Notons, aussi, que saint Martin, soldat romain, fut, comme saint Georges, un patron des guerriers en général : toute nation héritière de l'Empire romain, dans ses conceptions fondamentales, peut-elle se concevoir autrement que conquérante, et militaire ? C'est le propre de l'Occident. La différence, entre l'Angleterre et la France, est dans le mode de conquête, la manière dont on la conçoit - ou la justifie.
Cela dit, ce sont deux grandes nations.
(Et pour renforcer la démonstration concernant l'aspect militaire des peuples d'Occident, j'aimerais rappeler que le saint patron du royaume de Bourgogne, dont est issue la Savoie, fut aussi un patron spirituel de soldats, de guerriers : c'est Maurice, le centurion de la Légion thébaine d'Egypte, immolé à Agaune sous l'empereur Dioclétien, selon la légende ; la Maison de Savoie, qui assuma la royauté de l'Italie moderne, l'eut personnellement pour guide aux cieux, si je puis dire : comme bonne étoile, au sein de la nuit ! C'était son ange. - Et la Suisse, qui a adopté, pour drapeau, sa croix, à la suite de la Savoie elle-même, en a fait ainsi son propre patron implicite, également !
Or, saint Maurice est connu pour être représenté en beau guerrier d'or, mais il n'a jamais combattu : son combat fut intérieur ; il a vaincu son propre attachement à la Vie terrestre, lui préférant la Justice - et la Vie céleste.
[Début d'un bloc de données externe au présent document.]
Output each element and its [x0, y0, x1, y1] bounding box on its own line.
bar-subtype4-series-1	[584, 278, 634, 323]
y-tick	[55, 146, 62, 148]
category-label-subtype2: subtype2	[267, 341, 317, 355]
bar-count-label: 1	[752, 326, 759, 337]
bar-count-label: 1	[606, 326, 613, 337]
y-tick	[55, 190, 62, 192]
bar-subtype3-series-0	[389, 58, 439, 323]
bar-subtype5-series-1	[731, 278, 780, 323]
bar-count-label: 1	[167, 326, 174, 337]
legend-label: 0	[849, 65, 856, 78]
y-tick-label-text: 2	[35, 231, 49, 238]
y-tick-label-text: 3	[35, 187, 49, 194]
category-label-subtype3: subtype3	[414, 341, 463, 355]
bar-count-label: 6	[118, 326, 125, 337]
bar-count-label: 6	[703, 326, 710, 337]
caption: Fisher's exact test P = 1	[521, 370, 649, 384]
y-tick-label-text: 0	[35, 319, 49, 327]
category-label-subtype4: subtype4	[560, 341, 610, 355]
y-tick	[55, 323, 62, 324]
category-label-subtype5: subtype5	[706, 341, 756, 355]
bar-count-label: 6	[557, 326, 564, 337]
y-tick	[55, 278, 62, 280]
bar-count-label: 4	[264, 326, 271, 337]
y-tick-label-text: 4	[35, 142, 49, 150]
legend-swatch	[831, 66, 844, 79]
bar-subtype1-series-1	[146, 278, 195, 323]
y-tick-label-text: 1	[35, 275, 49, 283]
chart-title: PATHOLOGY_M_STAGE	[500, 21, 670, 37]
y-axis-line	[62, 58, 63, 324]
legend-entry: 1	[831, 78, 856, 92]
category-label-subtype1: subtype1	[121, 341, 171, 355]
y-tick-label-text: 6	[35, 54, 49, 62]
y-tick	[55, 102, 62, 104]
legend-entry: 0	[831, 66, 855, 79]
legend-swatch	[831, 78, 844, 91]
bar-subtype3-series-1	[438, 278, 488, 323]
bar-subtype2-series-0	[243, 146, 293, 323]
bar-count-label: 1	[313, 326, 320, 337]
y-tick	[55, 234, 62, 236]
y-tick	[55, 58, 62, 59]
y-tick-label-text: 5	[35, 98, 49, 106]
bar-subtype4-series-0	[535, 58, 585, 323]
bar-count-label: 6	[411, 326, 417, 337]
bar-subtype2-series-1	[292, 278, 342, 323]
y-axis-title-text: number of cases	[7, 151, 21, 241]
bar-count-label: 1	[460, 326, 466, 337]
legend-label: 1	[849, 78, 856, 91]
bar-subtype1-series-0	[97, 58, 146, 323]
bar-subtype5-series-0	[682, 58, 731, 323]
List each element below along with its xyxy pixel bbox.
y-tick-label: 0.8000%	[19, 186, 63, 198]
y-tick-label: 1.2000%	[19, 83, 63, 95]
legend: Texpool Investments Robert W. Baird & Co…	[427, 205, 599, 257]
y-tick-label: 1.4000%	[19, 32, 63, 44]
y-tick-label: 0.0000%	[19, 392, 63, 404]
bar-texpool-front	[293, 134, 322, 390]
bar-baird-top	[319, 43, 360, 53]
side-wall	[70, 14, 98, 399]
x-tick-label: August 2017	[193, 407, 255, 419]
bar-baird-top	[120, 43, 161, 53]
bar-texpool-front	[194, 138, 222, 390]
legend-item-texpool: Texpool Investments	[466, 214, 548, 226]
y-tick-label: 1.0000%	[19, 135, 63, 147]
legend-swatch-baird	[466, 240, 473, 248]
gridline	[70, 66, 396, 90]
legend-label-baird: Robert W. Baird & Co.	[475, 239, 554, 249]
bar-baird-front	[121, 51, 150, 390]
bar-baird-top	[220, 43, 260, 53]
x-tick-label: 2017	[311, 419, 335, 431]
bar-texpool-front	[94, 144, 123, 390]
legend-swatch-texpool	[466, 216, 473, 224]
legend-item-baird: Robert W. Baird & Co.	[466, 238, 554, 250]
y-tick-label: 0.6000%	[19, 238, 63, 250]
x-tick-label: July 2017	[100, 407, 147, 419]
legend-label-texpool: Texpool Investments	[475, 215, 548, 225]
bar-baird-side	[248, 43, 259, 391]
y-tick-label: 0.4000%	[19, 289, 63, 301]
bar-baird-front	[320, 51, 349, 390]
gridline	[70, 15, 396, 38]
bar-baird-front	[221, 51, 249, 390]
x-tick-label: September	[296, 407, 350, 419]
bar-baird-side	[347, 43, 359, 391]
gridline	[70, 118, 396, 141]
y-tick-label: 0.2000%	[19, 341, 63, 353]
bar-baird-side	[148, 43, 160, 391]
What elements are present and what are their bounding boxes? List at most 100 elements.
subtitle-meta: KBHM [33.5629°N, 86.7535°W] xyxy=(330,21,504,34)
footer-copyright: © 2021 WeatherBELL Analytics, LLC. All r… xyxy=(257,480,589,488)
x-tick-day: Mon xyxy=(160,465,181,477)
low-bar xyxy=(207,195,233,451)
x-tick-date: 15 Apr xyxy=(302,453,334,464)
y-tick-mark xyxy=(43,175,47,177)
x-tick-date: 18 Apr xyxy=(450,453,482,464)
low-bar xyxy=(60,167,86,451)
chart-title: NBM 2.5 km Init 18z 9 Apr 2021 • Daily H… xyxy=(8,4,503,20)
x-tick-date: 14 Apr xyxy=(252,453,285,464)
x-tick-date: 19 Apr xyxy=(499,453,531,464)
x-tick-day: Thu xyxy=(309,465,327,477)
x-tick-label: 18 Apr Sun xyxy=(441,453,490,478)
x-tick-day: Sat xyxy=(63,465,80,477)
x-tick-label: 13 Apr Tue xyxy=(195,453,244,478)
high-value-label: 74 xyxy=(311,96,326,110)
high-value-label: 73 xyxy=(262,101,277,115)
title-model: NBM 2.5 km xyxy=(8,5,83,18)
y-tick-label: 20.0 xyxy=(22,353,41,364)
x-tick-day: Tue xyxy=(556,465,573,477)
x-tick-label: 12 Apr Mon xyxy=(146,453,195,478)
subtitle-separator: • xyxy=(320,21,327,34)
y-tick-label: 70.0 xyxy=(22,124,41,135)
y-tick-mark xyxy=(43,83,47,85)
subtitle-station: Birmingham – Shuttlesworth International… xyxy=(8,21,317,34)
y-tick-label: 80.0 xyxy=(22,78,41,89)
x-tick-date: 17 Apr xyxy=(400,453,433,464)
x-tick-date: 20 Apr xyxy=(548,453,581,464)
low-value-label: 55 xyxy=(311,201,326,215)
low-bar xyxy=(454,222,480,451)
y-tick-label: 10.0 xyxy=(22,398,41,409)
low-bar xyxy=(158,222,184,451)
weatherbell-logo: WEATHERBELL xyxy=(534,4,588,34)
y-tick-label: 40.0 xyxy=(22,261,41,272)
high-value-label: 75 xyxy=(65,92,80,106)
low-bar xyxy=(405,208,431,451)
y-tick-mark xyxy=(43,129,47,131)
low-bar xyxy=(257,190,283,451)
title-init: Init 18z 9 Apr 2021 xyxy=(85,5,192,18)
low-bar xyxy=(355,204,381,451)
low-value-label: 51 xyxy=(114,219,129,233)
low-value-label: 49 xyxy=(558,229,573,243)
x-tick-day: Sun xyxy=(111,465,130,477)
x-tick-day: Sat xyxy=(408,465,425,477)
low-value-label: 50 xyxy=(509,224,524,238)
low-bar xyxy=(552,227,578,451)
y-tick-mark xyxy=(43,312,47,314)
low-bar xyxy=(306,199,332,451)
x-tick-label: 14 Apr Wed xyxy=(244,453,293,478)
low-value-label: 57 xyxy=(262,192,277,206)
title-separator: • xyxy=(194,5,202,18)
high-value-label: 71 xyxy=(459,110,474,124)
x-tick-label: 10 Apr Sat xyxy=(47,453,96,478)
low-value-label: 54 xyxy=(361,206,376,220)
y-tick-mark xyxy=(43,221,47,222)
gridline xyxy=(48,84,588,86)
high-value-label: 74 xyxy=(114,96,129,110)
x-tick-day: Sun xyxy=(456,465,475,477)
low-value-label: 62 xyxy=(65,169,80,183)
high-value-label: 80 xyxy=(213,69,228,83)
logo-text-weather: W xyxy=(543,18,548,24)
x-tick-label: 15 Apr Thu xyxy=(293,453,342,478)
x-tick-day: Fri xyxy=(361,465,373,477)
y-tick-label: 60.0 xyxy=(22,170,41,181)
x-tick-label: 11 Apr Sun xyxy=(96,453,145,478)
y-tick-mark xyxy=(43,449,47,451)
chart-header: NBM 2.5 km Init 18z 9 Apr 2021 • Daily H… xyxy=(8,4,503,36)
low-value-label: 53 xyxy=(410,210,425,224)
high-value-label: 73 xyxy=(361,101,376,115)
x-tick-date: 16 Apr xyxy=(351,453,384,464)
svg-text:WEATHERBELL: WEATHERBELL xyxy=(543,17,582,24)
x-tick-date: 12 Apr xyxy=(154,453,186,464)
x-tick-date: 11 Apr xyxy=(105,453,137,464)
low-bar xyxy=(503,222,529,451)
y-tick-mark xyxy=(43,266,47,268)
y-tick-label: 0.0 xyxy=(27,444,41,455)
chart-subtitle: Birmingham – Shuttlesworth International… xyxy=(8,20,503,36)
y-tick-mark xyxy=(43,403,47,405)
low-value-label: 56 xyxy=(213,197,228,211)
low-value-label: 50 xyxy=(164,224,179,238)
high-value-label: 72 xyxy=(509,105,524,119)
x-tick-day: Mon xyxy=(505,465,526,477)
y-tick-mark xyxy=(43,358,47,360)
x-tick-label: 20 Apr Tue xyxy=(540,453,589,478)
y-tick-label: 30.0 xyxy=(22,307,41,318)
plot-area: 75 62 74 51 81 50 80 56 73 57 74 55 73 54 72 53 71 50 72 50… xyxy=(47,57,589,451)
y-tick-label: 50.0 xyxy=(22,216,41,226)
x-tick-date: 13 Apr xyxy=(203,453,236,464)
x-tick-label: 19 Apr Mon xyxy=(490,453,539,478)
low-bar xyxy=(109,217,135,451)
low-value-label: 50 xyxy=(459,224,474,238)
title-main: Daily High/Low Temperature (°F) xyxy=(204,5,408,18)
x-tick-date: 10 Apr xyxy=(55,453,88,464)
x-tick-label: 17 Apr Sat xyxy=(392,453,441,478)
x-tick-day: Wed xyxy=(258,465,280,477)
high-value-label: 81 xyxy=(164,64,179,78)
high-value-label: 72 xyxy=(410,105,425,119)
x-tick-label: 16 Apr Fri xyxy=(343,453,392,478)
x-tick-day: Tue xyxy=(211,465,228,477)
Ce fut également un beau symbole, d'abnégation, de sens du sacrifice - et d'intériorisation de la guerre : le combat se fait en soi ; il s'agit de se relier par sa propre âme aux cieux, et non par des conquêtes tout extérieures. Sur le plan physique, saint Maurice est un homme de paix. Cela renvoie à la mystique de François de Sales, qui prônait non la polémique contre les adeptes de Calvin, mais les retrouvailles avec son propre cœur.)